We are not saying you should never invest in mutual funds. There are good reasons to hold mutual funds in certain accounts, and they are responsible for helping millions of investors reach their goals.

There are some solid managers out there, but the latest (mid-2017) Standard and Poor’s annual SPIVA report (S&P Indices Versus Active) paints a legitimately grim picture for Wall Street’s active managers’ ability to beat their benchmarks.

The report analyzes actively managed mutual fund managers’ performance in the following categories:

~S&P 600 Small Cap Index (small-cap U.S. stocks)
~S&P 400 Mid-Cap Index (mid-cap U.S stocks)
~S&P 500 Large Cap Index (large-cap U.S. stocks)

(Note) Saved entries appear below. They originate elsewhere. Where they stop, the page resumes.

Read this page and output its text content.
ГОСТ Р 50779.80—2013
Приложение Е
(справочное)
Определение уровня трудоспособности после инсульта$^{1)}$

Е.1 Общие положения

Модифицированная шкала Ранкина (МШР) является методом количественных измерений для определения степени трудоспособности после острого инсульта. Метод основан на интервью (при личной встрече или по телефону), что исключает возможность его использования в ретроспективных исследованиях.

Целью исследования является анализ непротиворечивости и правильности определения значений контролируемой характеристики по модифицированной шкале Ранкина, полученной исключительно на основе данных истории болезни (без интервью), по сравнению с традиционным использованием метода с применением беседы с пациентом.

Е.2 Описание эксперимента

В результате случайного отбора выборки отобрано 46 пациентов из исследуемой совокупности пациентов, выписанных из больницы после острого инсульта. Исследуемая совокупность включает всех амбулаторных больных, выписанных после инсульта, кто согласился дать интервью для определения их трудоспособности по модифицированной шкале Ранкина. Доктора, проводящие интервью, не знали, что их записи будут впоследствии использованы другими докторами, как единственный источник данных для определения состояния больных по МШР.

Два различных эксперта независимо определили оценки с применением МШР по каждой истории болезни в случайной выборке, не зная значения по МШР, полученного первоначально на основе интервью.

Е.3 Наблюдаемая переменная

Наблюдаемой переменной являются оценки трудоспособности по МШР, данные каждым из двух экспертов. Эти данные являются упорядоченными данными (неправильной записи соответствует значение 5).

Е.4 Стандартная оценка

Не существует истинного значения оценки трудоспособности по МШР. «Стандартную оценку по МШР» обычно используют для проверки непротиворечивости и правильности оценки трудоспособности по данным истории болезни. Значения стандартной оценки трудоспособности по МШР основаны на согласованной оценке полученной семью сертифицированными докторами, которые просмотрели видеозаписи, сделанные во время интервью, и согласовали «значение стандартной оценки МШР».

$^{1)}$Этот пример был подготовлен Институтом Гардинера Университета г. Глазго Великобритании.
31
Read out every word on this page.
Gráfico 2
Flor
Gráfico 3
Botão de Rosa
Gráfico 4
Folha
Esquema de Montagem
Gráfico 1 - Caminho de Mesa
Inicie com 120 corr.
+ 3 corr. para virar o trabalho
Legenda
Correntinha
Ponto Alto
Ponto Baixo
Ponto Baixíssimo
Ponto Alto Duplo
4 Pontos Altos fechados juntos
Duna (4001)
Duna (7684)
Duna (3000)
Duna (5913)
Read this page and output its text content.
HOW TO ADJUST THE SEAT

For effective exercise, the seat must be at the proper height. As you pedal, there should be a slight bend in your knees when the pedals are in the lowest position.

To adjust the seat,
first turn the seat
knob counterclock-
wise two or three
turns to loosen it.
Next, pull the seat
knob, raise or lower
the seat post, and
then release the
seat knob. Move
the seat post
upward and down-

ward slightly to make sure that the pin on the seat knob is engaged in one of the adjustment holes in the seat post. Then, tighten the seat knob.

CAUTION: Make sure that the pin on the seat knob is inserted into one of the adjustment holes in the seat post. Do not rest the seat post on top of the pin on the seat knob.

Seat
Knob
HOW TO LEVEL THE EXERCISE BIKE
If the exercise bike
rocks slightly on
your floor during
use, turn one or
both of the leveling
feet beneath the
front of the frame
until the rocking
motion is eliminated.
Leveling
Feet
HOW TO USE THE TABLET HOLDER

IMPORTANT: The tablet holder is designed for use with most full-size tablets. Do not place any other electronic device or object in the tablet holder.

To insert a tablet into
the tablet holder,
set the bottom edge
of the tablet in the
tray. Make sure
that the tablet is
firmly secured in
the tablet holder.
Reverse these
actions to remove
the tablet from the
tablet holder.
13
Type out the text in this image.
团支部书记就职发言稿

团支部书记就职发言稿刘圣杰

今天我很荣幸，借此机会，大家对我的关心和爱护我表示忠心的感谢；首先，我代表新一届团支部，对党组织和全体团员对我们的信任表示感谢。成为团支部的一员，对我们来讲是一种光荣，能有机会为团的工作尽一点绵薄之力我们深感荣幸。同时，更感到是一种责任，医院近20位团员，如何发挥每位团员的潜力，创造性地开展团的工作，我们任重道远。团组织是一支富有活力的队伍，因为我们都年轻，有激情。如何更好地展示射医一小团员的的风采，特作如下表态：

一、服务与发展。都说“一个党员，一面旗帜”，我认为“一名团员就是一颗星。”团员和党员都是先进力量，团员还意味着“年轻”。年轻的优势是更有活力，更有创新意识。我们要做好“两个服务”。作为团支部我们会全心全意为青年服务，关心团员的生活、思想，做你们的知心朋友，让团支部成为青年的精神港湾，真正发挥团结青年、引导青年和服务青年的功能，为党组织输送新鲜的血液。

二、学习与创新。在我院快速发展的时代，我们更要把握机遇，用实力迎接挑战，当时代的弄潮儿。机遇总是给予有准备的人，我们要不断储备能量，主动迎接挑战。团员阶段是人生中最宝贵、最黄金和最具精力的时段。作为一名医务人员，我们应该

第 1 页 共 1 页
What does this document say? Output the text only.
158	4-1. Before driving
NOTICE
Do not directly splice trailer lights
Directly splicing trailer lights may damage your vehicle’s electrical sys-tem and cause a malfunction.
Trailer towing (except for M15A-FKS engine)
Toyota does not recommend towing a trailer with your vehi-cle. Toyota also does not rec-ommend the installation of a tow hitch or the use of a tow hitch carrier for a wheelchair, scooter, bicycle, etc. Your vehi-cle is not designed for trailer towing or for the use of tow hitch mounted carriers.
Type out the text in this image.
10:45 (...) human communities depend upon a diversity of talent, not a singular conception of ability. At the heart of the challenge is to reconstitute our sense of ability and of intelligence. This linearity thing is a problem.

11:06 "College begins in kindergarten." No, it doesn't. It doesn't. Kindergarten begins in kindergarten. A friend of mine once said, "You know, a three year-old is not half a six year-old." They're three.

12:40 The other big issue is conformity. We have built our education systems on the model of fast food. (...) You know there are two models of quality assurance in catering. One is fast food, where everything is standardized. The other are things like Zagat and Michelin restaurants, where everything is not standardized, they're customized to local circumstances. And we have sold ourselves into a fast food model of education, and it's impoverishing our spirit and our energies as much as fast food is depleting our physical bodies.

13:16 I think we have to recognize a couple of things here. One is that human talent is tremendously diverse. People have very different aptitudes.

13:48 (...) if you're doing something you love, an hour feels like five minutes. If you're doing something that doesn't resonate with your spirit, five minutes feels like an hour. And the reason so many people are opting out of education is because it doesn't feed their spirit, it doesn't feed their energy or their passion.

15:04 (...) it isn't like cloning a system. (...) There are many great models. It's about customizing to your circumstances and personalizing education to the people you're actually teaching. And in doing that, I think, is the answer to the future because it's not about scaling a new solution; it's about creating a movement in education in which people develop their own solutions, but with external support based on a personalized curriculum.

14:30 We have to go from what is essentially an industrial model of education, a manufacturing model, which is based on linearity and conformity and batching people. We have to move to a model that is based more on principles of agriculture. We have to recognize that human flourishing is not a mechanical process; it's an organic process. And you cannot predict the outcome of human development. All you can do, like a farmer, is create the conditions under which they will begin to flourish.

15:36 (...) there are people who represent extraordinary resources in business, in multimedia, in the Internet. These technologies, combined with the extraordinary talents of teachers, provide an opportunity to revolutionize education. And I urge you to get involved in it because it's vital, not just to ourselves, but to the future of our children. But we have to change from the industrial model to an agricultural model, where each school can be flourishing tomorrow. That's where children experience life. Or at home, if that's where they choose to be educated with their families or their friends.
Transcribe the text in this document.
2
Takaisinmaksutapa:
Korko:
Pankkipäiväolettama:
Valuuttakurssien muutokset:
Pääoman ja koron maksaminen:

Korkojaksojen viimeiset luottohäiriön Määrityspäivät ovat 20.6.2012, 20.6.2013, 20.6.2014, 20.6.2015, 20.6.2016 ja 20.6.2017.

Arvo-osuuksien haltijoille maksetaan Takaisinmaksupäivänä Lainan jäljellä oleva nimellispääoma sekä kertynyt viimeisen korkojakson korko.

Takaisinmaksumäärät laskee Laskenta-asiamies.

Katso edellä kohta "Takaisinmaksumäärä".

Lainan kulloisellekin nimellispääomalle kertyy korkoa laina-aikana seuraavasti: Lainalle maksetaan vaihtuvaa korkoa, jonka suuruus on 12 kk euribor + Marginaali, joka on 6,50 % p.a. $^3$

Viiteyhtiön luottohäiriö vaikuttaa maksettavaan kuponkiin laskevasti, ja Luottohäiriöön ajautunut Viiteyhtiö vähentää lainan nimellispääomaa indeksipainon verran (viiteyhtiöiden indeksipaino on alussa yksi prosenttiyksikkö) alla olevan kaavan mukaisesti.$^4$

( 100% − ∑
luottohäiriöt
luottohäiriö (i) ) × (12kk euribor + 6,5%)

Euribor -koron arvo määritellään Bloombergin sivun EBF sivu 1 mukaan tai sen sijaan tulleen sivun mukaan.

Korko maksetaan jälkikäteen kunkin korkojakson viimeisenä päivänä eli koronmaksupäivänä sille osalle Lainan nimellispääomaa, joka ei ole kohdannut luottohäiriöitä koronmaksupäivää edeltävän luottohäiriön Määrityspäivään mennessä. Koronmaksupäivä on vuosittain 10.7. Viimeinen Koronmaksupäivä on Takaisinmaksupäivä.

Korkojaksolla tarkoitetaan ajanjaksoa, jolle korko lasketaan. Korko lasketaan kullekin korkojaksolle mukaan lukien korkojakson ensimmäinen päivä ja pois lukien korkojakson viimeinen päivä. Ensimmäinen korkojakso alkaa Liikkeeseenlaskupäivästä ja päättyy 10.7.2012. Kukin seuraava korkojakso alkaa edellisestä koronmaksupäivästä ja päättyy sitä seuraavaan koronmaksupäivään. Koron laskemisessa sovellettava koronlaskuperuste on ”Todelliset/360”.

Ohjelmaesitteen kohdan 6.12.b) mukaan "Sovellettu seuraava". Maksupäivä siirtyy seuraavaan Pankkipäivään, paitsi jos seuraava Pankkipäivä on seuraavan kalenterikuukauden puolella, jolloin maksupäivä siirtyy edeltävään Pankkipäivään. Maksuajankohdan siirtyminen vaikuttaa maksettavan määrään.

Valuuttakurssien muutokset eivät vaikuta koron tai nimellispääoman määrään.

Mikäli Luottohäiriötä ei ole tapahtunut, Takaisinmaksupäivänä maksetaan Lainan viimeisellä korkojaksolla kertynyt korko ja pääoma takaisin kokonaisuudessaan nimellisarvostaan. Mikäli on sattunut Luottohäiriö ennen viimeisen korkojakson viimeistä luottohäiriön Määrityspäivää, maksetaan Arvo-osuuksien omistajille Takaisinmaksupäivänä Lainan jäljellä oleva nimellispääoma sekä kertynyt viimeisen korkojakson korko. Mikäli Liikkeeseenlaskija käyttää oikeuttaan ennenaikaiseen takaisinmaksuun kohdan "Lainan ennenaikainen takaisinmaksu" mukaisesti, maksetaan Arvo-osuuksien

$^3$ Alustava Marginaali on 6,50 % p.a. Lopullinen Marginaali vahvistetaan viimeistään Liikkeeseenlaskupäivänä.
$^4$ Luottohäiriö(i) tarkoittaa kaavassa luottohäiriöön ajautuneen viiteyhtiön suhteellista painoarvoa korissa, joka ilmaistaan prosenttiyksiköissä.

While the 1-, 3-, 5- and 10-year periods are nothing to write home about, the long term holding period of fifteen years is the most eye-popping. Why? Because mutual fund peddlers will always tell you that you only invest in funds for the long term. Why? Because it gives your investment the appropriate time to generate positive returns, capturing more “bull cycles,” AND it give the investor time to recoup some of the hefty commissions paid on the front end.

Well, over this long term fifteen year period, from July 1 2002 through June 30 2017, only 6.82% of large-cap managers, 5.60% of mid-cap managers, and 5.57% of small-cap managers outperformed their respective index.

Roughly speaking, then, about 94% of active managers did not beat their passive, unmanaged indices.

WealthKeep is a strong proponents of passive versus active management, and we cannot add more emphasis than what SPIVA has provided us.